The standard way to estimate human heritability was to track similarities across individuals with varying degrees of relatedness. For example, compare identical twin correlations on a trait with fraternal twin correlations. The main objection to these methods is that one could argue that environmental factors were correlated with particular genetic relationships (e.g., you treat individuals who are presumed identical twins more similarly). There are many reasons that I’m skeptical of extreme objections in this vein, but there are out there. This particular experiment design sidesteps that issue by looking at unrelated individuals. Not just notionally unrelated individuals, but actually those who were not genomically related. That’s a key difference between quantitative genetics and quantitative genomics. The former takes biological relatedness at face value, translating from ideal categories. The relatedness between full siblings is 0.50 for example. But when you look at the genomic level you can account and correct for the variation of that relatedness amongst siblings (e.g., two of my siblings exhibit a relatedness of only 0.42)! In this study they focused on numerous widely dispersed single nucelotide polymorphisms (SNPS), specific variants within genes, and used these to infer the nature of the genetic architecture of intelligence. More specifically, the genetic variation of two forms of intelligence, crystallized and fluid. The former seems to correspond to knowledge and the latter to raw problem solving abilities. Perhaps the difference between having an excellent operative system and applications vs. top of the line hardware?
In any case, here’s their abstract:
General intelligence is an important human quantitative trait that accounts for much of the variation in diverse cognitive abilities. Individual differences in intelligence are strongly associated with many important life outcomes, including educational and occupational attainments, income, health and lifespan. Data from twin and family studies are consistent with a high heritability of intelligence, but this inference has been controversial. We conducted a genome-wide analysis of 3511 unrelated adults with data on 549 692 single nucleotide polymorphisms (SNPs) and detailed phenotypes on cognitive traits. We estimate that 40% of the variation in crystallized-type intelligence and 51% of the variation in fluid-type intelligence between individuals is accounted for by linkage disequilibrium between genotyped common SNP markers and unknown causal variants. These estimates provide lower bounds for the narrow-sense heritability of the traits. We partitioned genetic variation on individual chromosomes and found that, on average, longer chromosomes explain more variation. Finally, using just SNP data we predicted ∼1% of the variance of crystallized and fluid cognitive phenotypes in an independent sample (P=0.009 and 0.028, respectively). Our results unequivocally confirm that a substantial proportion of individual differences in human intelligence is due to genetic variation, and are consistent with many genes of small effects underlying the additive genetic influences on intelligence.
The authors suggest that these values are a floor to heritability estimates, at least with the sorts of homogeneous populations they have here. That’s because their statistical genetic method is likely to miss a lot of true genetic variance due to its diminishing power when the causal genes are at too low of a frequency. They’re working within a framework where a given typed marker is correlated with a nearby I.Q. causal marker. At very low correlations they are going to miss the causal variant.
Some of the psychologists interviewed by the media contended that on one level these were banal findings. A value in the range they report is entirely within the mainstream of behavior genetic studies, which use pedigrees and what not. But many people don’t trust behavior genetics for whatever reason. One person’s banality is another person’s profundity.
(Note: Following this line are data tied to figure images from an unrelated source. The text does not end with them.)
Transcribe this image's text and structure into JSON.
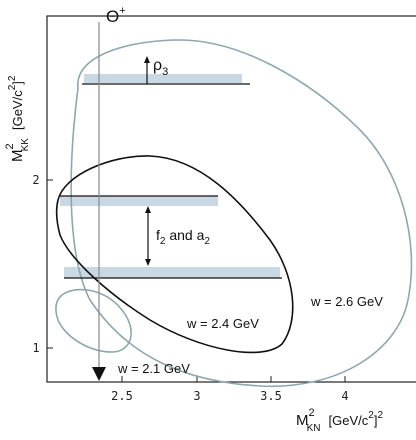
{
  "labels": {
    "theta": "Θ",
    "theta_sup": "+",
    "rho": "ρ",
    "rho_sub": "3",
    "f2a2": {
      "f": "f",
      "f_sub": "2",
      "and": " and a",
      "a_sub": "2"
    },
    "w21": "w = 2.1 GeV",
    "w24": "w = 2.4 GeV",
    "w26": "w = 2.6 GeV"
  },
  "axes": {
    "xlabel": {
      "M": "M",
      "sup": "2",
      "sub": "KN",
      "unit": "[GeV/c",
      "unit_sup": "2",
      "unit_end": "]",
      "unit_end_sup": "2"
    },
    "ylabel": {
      "M": "M",
      "sup": "2",
      "sub": "KK",
      "unit": "[GeV/c",
      "unit_sup": "2",
      "unit_end": "]",
      "unit_end_sup": "2"
    },
    "xticks": [
      "2.5",
      "3",
      "3.5",
      "4"
    ],
    "yticks": [
      "1",
      "2"
    ]
  },
  "colors": {
    "band": "#c9d8e2",
    "gray_curve": "#8fa7ae",
    "black": "#111111"
  }
}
But I think these sorts of findings should tilt us away from the proposition that large effect quantitative trait loci are common for I.Q. By this, I mean an “I.Q. gene” which is responsible for a huge difference between two people. There are some of these no doubt, especially those which result in mental retardation, but they don’t play that much of a role in all likelihood in ‘normal’ variation. Earlier linkage studies which reported such genes made huge media splashes and tended to fade because of lack of replication. Those genes may actually have been real QTLs, but the huge effect was likely to have been a random chance occurrence. Genome-wide association is better able to detect smaller effect genes within populations, but even it has been notably lacking in robust results.
Overall, this is good science. The results aren’t what those of us who were hoping that the intersection between psychometrics and genomics would yield low hanging fruit were pulling for. But reality is often likely to dash our hopes. No matter the banality of the final results, I do think the figure to the left is rather cool. It shows that the larger the chromosome the greater the proportion of variance is explained by that chromosome. This is entirely expected in theory (large chromosomes would carry more causal variants), but it is gratifying to still see it born out empirically.